Taoiseach: Cabinet didn’t have time to discuss water charges
Government sources say a second Cabinet meeting may be held later this week on issue
Tánaiste Eamon Gilmore and Taoiseach Enda Kenny. The Cabinet did not even discuss water charges at its meeting earlier today, Mr Kenny revealed in the Dáil this evening. Photograph: Stephen Collins/Collins Photos
The Cabinet did not even discuss water charges at its meeting earlier today, Taoiseach Enda Kenny revealed in the Dáil this evening.
“We had a very long agenda,’’ he said.
The Cabinet was expected to discuss the issue at its morning meeting, and Ministers had not ruled out in advance a final decision being made. Earlier, Government sources said no decision had been reached on the issue at today’s Cabinet meeting, adding a second meeting could be held later this week.
Mr Kenny told the Dáil this afternoon that certainty would be provided for people on the issue “as quickly as possible”.
Replying to Fianna Fáil leader Micheál Martin and Sinn Féin leader Gerry Adams, he said a number of issues relating to water charges were being teased out properly. These related to the progress in water-metering and affordability, he added.
The Taoiseach said Fianna Fáil’s proposal was to have a €400 charge, with no discretion or rebate. Mr Martin insisted this was incorrect, adding that the issue should be debated by the House.
Mr Kenny and Mr Gilmore yesterday refused to commit themselves to a time frame for a resolution of the issue.
“The Government are considering a number of details in respect of water and we hope to conclude that matter very shortly,” Mr Kenny said.
Mr Gilmore added that he hoped the Government would arrive at a conclusion “reasonably quickly”.
This morning, Minister for Public Expenditure Brendan Howlin said the most important thing would be to make the “right decision” on water charges.
“The objective of the Labour Party is to ensure that while water charges have to be introduced, that they’re done in as fair and as equitable a way as possible,” he said.
He highlighted the importance of affordability, saying people are already “pushed to the pin of their collar”.
“We need to ensure this is done in as fair a way as we can and have all the issues addressed before we present a comprehensive package,” he said. “I think we’re very close to that point now.”
Earlier this morning, Minister for Agriculture Simon Coveney said he expected a “cordial and professional” discussion on water charges. He denied that there was tension within the Cabinet and said he hoped some agreement on the question of water charges could be reached at today’s meeting.
Minister for the Environment Phil Hogan, who was also at the Mullingar event, confirmed the issue will be discussed at Cabinet today and said he expected the details will be agreed this week so that the charges, which will average €240 a house, can be implemented.

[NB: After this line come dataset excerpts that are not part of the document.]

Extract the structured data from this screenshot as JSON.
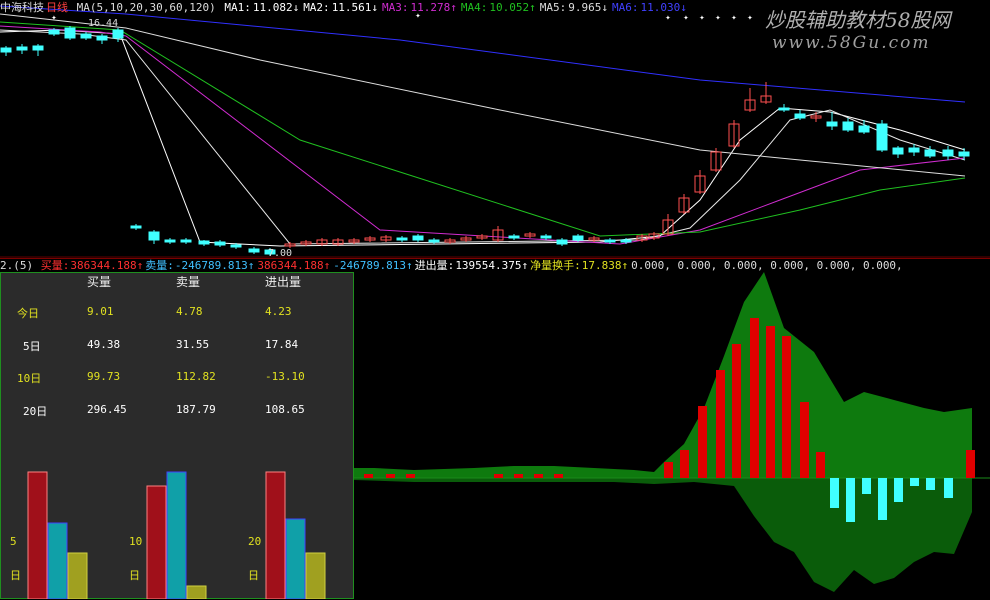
{
  "header": {
    "stock_name": "中海科技",
    "period": "日线",
    "ma_params": "MA(5,10,20,30,60,120)",
    "ma": [
      {
        "label": "MA1:",
        "value": "11.082↓",
        "color": "#ffffff"
      },
      {
        "label": "MA2:",
        "value": "11.561↓",
        "color": "#ffffff"
      },
      {
        "label": "MA3:",
        "value": "11.278↑",
        "color": "#d02cd0"
      },
      {
        "label": "MA4:",
        "value": "10.052↑",
        "color": "#20c020"
      },
      {
        "label": "MA5:",
        "value": "9.965↓",
        "color": "#dddddd"
      },
      {
        "label": "MA6:",
        "value": "11.030↓",
        "color": "#4040ff"
      }
    ]
  },
  "watermark": {
    "title": "炒股辅助教材58股网",
    "url": "www.58Gu.com"
  },
  "price_labels": {
    "high": "16.44",
    "low": "7.00"
  },
  "indicator_header": {
    "prefix": "2.(5)",
    "items": [
      {
        "label": "买量:",
        "value": "386344.188↑",
        "color": "#ff3030"
      },
      {
        "label": "卖量:",
        "value": "-246789.813↑",
        "color": "#40c0ff"
      },
      {
        "label": "",
        "value": "386344.188↑",
        "color": "#ff3030"
      },
      {
        "label": "",
        "value": "-246789.813↑",
        "color": "#40c0ff"
      },
      {
        "label": "进出量:",
        "value": "139554.375↑",
        "color": "#ffffff"
      },
      {
        "label": "净量换手:",
        "value": "17.838↑",
        "color": "#e0e020"
      },
      {
        "label": "",
        "value": "0.000, 0.000, 0.000, 0.000, 0.000, 0.000,",
        "color": "#dddddd"
      }
    ]
  },
  "panel": {
    "columns": [
      "买量",
      "卖量",
      "进出量"
    ],
    "rows": [
      {
        "label": "今日",
        "values": [
          "9.01",
          "4.78",
          "4.23"
        ],
        "color": "#e0e020"
      },
      {
        "label": "5日",
        "values": [
          "49.38",
          "31.55",
          "17.84"
        ],
        "color": "#ffffff"
      },
      {
        "label": "10日",
        "values": [
          "99.73",
          "112.82",
          "-13.10"
        ],
        "color": "#e0e020"
      },
      {
        "label": "20日",
        "values": [
          "296.45",
          "187.79",
          "108.65"
        ],
        "color": "#ffffff"
      }
    ],
    "bar_groups": [
      {
        "label_num": "5",
        "label_day": "日",
        "values": [
          0.95,
          0.57,
          0.34
        ]
      },
      {
        "label_num": "10",
        "label_day": "日",
        "values": [
          0.84,
          0.95,
          0.1
        ]
      },
      {
        "label_num": "20",
        "label_day": "日",
        "values": [
          0.95,
          0.6,
          0.34
        ]
      }
    ]
  },
  "colors": {
    "up": "#ff5050",
    "down": "#40ffff",
    "green_fill": "#0e7a0e",
    "red_bar": "#e00000"
  }
}
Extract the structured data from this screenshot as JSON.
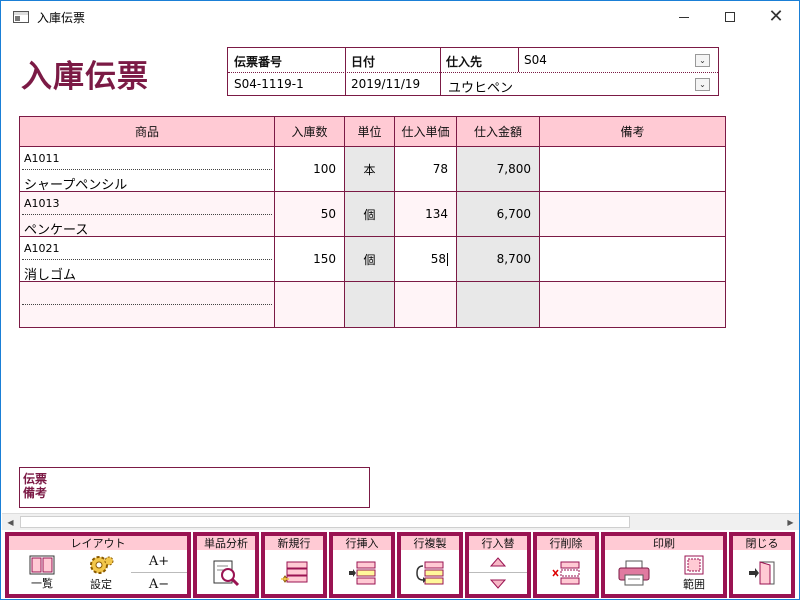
{
  "window": {
    "title": "入庫伝票"
  },
  "page_title": "入庫伝票",
  "header": {
    "slip_no_label": "伝票番号",
    "slip_no": "S04-1119-1",
    "date_label": "日付",
    "date": "2019/11/19",
    "supplier_label": "仕入先",
    "supplier_code": "S04",
    "supplier_name": "ユウヒペン"
  },
  "grid": {
    "columns": [
      "商品",
      "入庫数",
      "単位",
      "仕入単価",
      "仕入金額",
      "備考"
    ],
    "rows": [
      {
        "code": "A1011",
        "name": "シャープペンシル",
        "qty": "100",
        "unit": "本",
        "price": "78",
        "amount": "7,800",
        "note": ""
      },
      {
        "code": "A1013",
        "name": "ペンケース",
        "qty": "50",
        "unit": "個",
        "price": "134",
        "amount": "6,700",
        "note": ""
      },
      {
        "code": "A1021",
        "name": "消しゴム",
        "qty": "150",
        "unit": "個",
        "price": "58",
        "amount": "8,700",
        "note": ""
      },
      {
        "code": "",
        "name": "",
        "qty": "",
        "unit": "",
        "price": "",
        "amount": "",
        "note": ""
      }
    ]
  },
  "memo": {
    "label_line1": "伝票",
    "label_line2": "備考"
  },
  "toolbar": {
    "layout_label": "レイアウト",
    "list_label": "一覧",
    "settings_label": "設定",
    "font_up": "A+",
    "font_down": "A−",
    "analysis_label": "単品分析",
    "new_row_label": "新規行",
    "insert_row_label": "行挿入",
    "copy_row_label": "行複製",
    "swap_row_label": "行入替",
    "delete_row_label": "行削除",
    "print_label": "印刷",
    "range_label": "範囲",
    "close_label": "閉じる"
  },
  "colors": {
    "accent": "#7b1a45",
    "toolbar_border": "#9a1352",
    "header_bg": "#ffcad4"
  }
}
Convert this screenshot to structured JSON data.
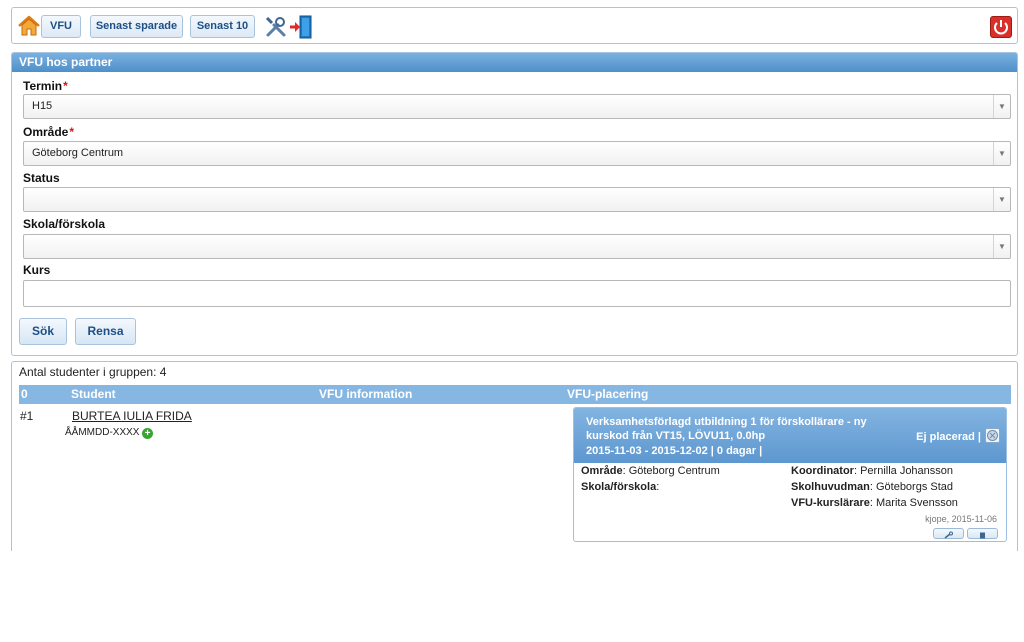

Mr Hogan has been working on proposals designed to provide relief from water charges for people living on fixed incomes as well as the acceleration of the meter installation programme to reduce the number of households that will face assessed charges.
However, a Labour demand for the abolition or reduction of a potential €50 a year standing charge per household has proved more difficult to resolve.
The imposition of a standing charge is a matter for the regulator and not the Government.
Mr Hogan’s original proposal was that the regulator should be directed that the standing charge should be no higher than €50 and that it should be subject to public consultation.
A lower standing charge would involve a smaller contribution from second homes, holiday homes and unoccupied rental properties, resulting in bigger bills for larger households.
Agreement has proved easier to reach on exempting a range of households from the charges.
It is expected that people on fixed incomes such as pensioners and those on disability allowances will be given relief on the water charge which is likely to be included in the household budget package which covers electricity and gas bills.
It is expected that the funding for the measure will come from the Department of Social Protection budget but extra resources will be made available from the exchequer to cover the cost.
Mr Hogan is also expected to propose that the majority of households, who will be asked to pay an assessed charge pending the installation of water meters, will be entitled to claim a rebate when metering comes into operation.